A considerably more affordable way to make oneself at home on vacation is to stay in someone else's. A California firm called HomeExchange.com lists 16,000 homes in 30 countries available for swapping. After the site was featured in the romantic comedy "The Holiday"—Cameron Diaz and Kate Winslet swap houses to escape collapsing love lives—business doubled, says Ed Kushins. "It's cheaper. It's more rewarding. You tend to find new friends," says Dave Ashton, a Phoenix, Arizona, golf-course owner who is preparing to change places with two French families over the next year. "Home swapping is changing the way people take vacations." Since the advent of the internet, international home exchanges have risen from a cottage industry to a booming niche, with just a handful of Web-based agencies logging 50,000 swaps a year.

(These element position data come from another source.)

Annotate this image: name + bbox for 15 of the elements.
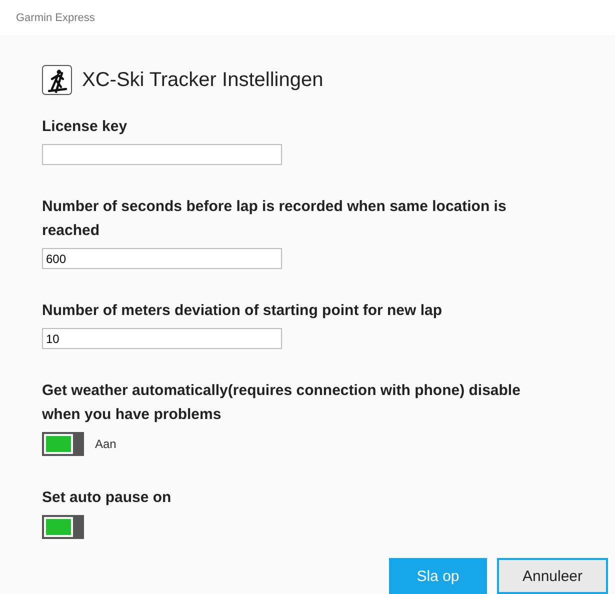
input-field[interactable]: 10 xyxy=(42,328,282,349)
cancel-button[interactable]: Annuleer xyxy=(497,558,608,594)
toggle-switch[interactable] xyxy=(42,432,84,456)
setting-label: License key xyxy=(42,117,128,137)
setting-label: Get weather automatically(requires connection with phone) disable when you have problems xyxy=(42,381,522,425)
setting-label: Set auto pause on xyxy=(42,488,172,508)
skier-icon xyxy=(42,65,72,95)
setting-label: Number of seconds before lap is recorded when same location is reached xyxy=(42,197,508,241)
input-field[interactable]: 600 xyxy=(42,248,282,269)
input-field[interactable] xyxy=(42,144,282,165)
setting-label: Number of meters deviation of starting point for new lap xyxy=(42,301,444,321)
page-title: XC-Ski Tracker Instellingen xyxy=(82,68,324,92)
window-title: Garmin Express xyxy=(16,12,95,24)
toggle-state-label: Aan xyxy=(95,437,116,451)
toggle-switch[interactable] xyxy=(42,515,84,539)
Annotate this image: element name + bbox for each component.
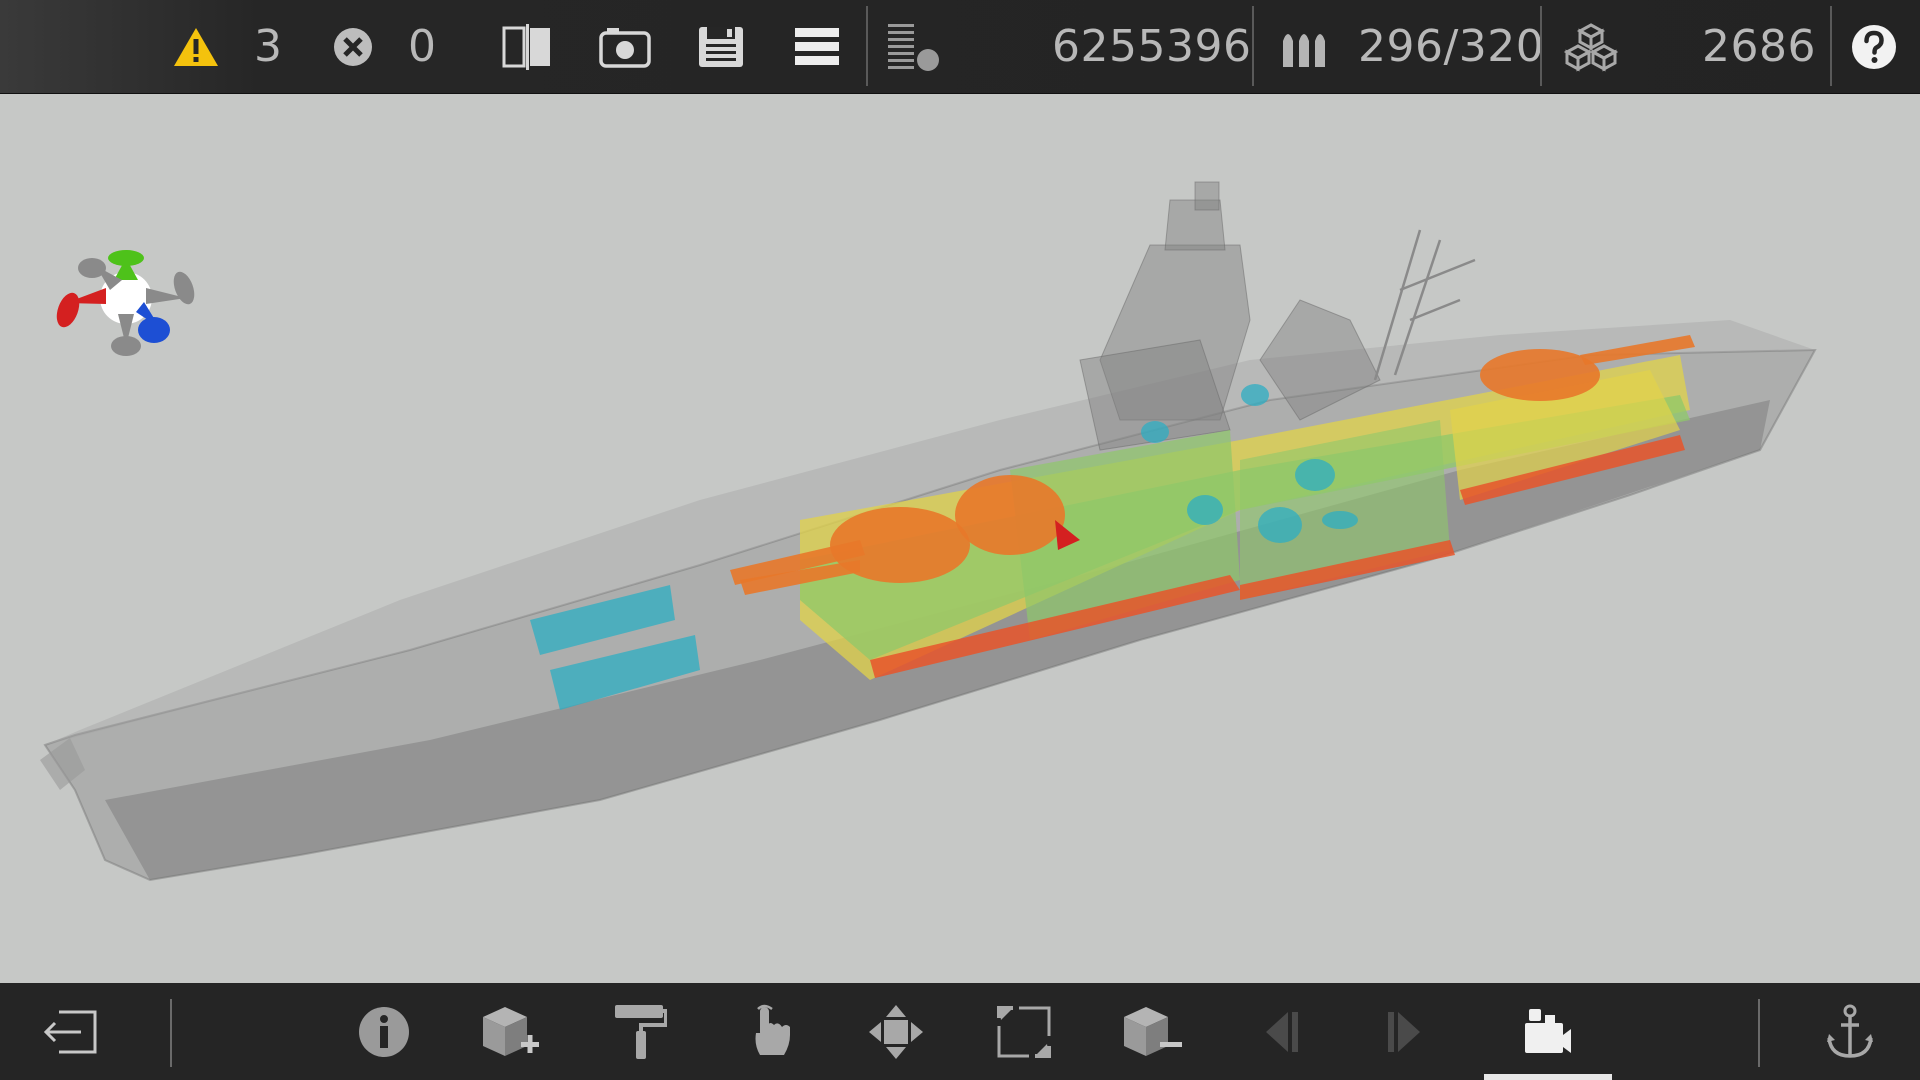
warnings-indicator[interactable]: 3	[172, 0, 283, 93]
paint-button[interactable]	[590, 983, 690, 1080]
move-icon	[867, 1003, 925, 1061]
blocks-button[interactable]	[1564, 0, 1618, 93]
resize-button[interactable]	[974, 983, 1074, 1080]
active-tab-indicator	[1484, 1074, 1612, 1080]
top-toolbar: 3 0 6255396 296/320 2686	[0, 0, 1920, 94]
info-button[interactable]	[334, 983, 434, 1080]
next-icon	[1384, 1008, 1428, 1056]
paint-roller-icon	[613, 1003, 667, 1061]
toolbar-divider	[1252, 6, 1254, 86]
anchor-button[interactable]	[1800, 983, 1900, 1080]
help-icon	[1850, 23, 1898, 71]
error-icon	[332, 26, 374, 68]
3d-viewport[interactable]	[0, 94, 1920, 983]
remove-block-icon	[1120, 1004, 1184, 1060]
menu-button[interactable]	[794, 0, 840, 93]
menu-icon	[794, 27, 840, 67]
previous-button[interactable]	[1230, 983, 1330, 1080]
screenshot-button[interactable]	[599, 0, 651, 93]
errors-count: 0	[408, 21, 437, 72]
save-icon	[697, 25, 745, 69]
anchor-icon	[1825, 1004, 1875, 1060]
hand-pointer-icon	[748, 1003, 792, 1061]
toolbar-divider	[866, 6, 868, 86]
next-button[interactable]	[1356, 983, 1456, 1080]
add-block-icon	[479, 1004, 541, 1060]
help-button[interactable]	[1850, 0, 1898, 93]
ammo-icon	[1280, 25, 1332, 69]
compare-icon	[502, 23, 554, 70]
camera-icon	[599, 26, 651, 68]
select-button[interactable]	[720, 983, 820, 1080]
exit-icon	[41, 1008, 99, 1056]
exit-button[interactable]	[20, 983, 120, 1080]
ammo-display: 296/320	[1280, 0, 1544, 93]
blocks-count: 2686	[1702, 21, 1816, 72]
toolbar-divider	[1540, 6, 1542, 86]
add-block-button[interactable]	[460, 983, 560, 1080]
compare-button[interactable]	[502, 0, 554, 93]
layers-button[interactable]	[886, 0, 942, 93]
previous-icon	[1258, 1008, 1302, 1056]
layers-icon	[886, 22, 942, 72]
cost-value: 6255396	[1052, 21, 1252, 72]
resize-icon	[997, 1005, 1051, 1058]
blocks-count-display: 2686	[1702, 0, 1816, 93]
move-button[interactable]	[846, 983, 946, 1080]
info-icon	[358, 1006, 410, 1058]
blocks-icon	[1564, 22, 1618, 72]
ship-model[interactable]	[0, 94, 1920, 983]
errors-indicator[interactable]: 0	[332, 0, 437, 93]
remove-block-button[interactable]	[1102, 983, 1202, 1080]
bottom-toolbar	[0, 983, 1920, 1080]
save-button[interactable]	[697, 0, 745, 93]
toolbar-divider	[1830, 6, 1832, 86]
warnings-count: 3	[254, 21, 283, 72]
warning-icon	[172, 26, 220, 68]
views-icon	[1523, 1007, 1573, 1057]
cost-display: 6255396	[1052, 0, 1251, 93]
ammo-value: 296/320	[1358, 21, 1545, 72]
toolbar-divider	[1758, 999, 1760, 1067]
views-button[interactable]	[1484, 983, 1612, 1080]
toolbar-divider	[170, 999, 172, 1067]
orientation-gizmo[interactable]	[56, 228, 196, 368]
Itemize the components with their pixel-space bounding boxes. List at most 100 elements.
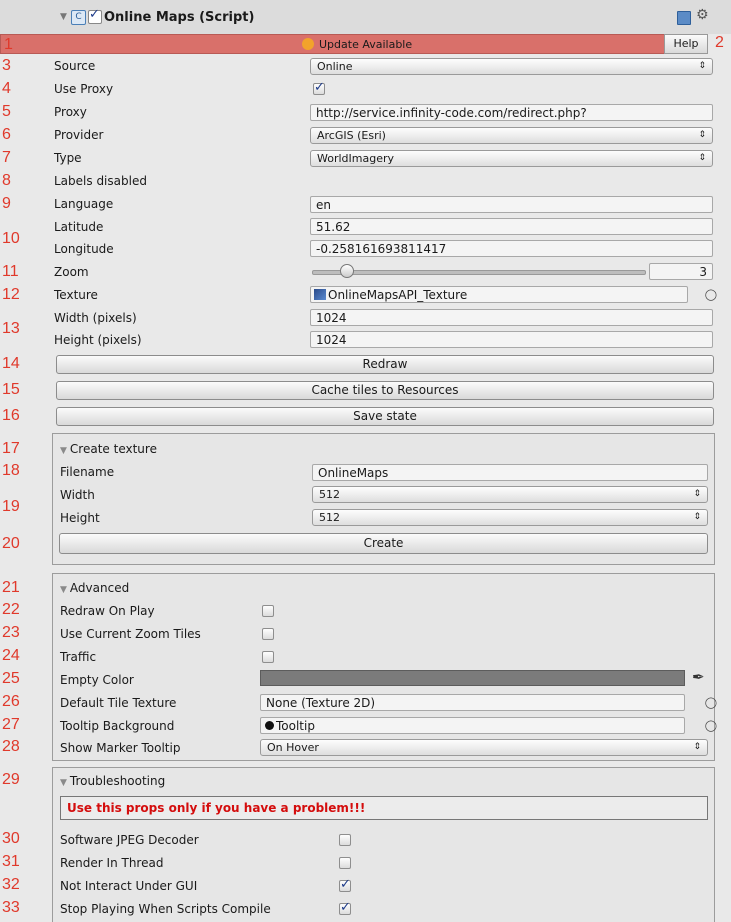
marker-30: 30 <box>2 830 20 847</box>
proxy-label: Proxy <box>54 105 87 119</box>
create-width-dropdown[interactable]: 512 ⇕ <box>312 486 708 503</box>
marker-19: 19 <box>2 498 20 515</box>
cache-tiles-button[interactable]: Cache tiles to Resources <box>56 381 714 400</box>
marker-31: 31 <box>2 853 20 870</box>
longitude-label: Longitude <box>54 242 114 256</box>
marker-21: 21 <box>2 579 20 596</box>
use-current-zoom-checkbox[interactable] <box>262 628 274 640</box>
source-label: Source <box>54 59 96 73</box>
thread-checkbox[interactable] <box>339 857 351 869</box>
marker-24: 24 <box>2 647 20 664</box>
show-marker-label: Show Marker Tooltip <box>60 741 181 755</box>
type-dropdown[interactable]: WorldImagery ⇕ <box>310 150 713 167</box>
marker-16: 16 <box>2 407 20 424</box>
default-tile-field[interactable]: None (Texture 2D) <box>260 694 685 711</box>
help-book-icon[interactable] <box>677 11 691 25</box>
use-current-zoom-label: Use Current Zoom Tiles <box>60 627 201 641</box>
marker-22: 22 <box>2 601 20 618</box>
marker-9: 9 <box>2 195 11 212</box>
source-dropdown[interactable]: Online ⇕ <box>310 58 713 75</box>
marker-26: 26 <box>2 693 20 710</box>
texture-label: Texture <box>54 288 98 302</box>
show-marker-dropdown[interactable]: On Hover ⇕ <box>260 739 708 756</box>
language-label: Language <box>54 197 114 211</box>
not-interact-checkbox[interactable]: ✓ <box>339 877 351 892</box>
traffic-checkbox[interactable] <box>262 651 274 663</box>
marker-8: 8 <box>2 172 11 189</box>
stop-playing-label: Stop Playing When Scripts Compile <box>60 902 271 916</box>
warning-text: Use this props only if you have a proble… <box>67 801 366 815</box>
marker-27: 27 <box>2 716 20 733</box>
marker-33: 33 <box>2 899 20 916</box>
zoom-label: Zoom <box>54 265 89 279</box>
marker-23: 23 <box>2 624 20 641</box>
create-button[interactable]: Create <box>59 533 708 554</box>
tooltip-bg-field[interactable]: Tooltip <box>260 717 685 734</box>
troubleshooting-foldout[interactable]: ▼ Troubleshooting <box>60 774 165 788</box>
longitude-input[interactable]: -0.258161693811417 <box>310 240 713 257</box>
empty-color-swatch[interactable] <box>260 670 685 686</box>
zoom-slider-thumb[interactable] <box>340 264 354 278</box>
eyedropper-icon[interactable]: ✒ <box>692 668 705 686</box>
create-width-label: Width <box>60 488 95 502</box>
texture-field[interactable]: OnlineMapsAPI_Texture <box>310 286 688 303</box>
width-pixels-input[interactable]: 1024 <box>310 309 713 326</box>
filename-input[interactable]: OnlineMaps <box>312 464 708 481</box>
height-pixels-input[interactable]: 1024 <box>310 331 713 348</box>
stop-playing-checkbox[interactable]: ✓ <box>339 900 351 915</box>
marker-29: 29 <box>2 771 20 788</box>
traffic-label: Traffic <box>60 650 97 664</box>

Often it's the little touches that help holidaymakers feel like they belong. Tourists loath to part with their pets will be comforted to know that four-footed travelers are now welcome at a wide choice of resorts (bringyourpet.com, tripswithpets.com) that offer sitting, grooming and even water bowls in their tony restaurants. Travelers can romp through Tuscany with a private chef and sommelier in tow, or book a remote Caribbean island villa like the Ritz-Carlton's forthcoming Molasses Reef "reserve," complete with wireless Internet, flat-screen plasma TVs and a larder large enough to stead them through the next world war. "I like to think of it as Giorgio Armani meets Robinson Crusoe," says the Ritz-Carlton's Ezzat Coutry. "You don't ever have to see another traveler if you don't want to." Some boutique guesthouses encourage repeat guests to keep wardrobes and personal belongings in their rooms—which housekeepers will whisk in and out of storage between visits.
To a growing number of tourists, travel includes reproducing on the road the responsibilities as well as the comforts of home. Plastic surgeons spend part of their vacations repairing cleft palates in South America. Engineers take time off to build village dams in Africa. Schoolteachers lead English-language classes. Holidaymakers may be far from their jobs, but that doesn't mean they can't share their skills and knowledge.
Not everyone is wild about turning a vacation into a transplanted version of everyday life. Skeptics argue that it's practically the same thing as going nowhere at all. "Going on holiday with an old familiar companion is like taking a can of cinders to the Arctic, hoping they will keep you warm," writes Michael Bywater, a notoriously grumpy travel writer and critic. And with all the wonders of domesticity at hand, what family would willingly forsake the home theater, microwave popcorn and unanswered e-mails for a visit to the local museum or a pile of historic ruins? That's a risk a growing number of discerning travelers seem willing to run. "People want adventure, but with a safety net," says Aramberri. The combination may not make for the most exciting getaway. But it sure beats trying to keep up with all those Joneses.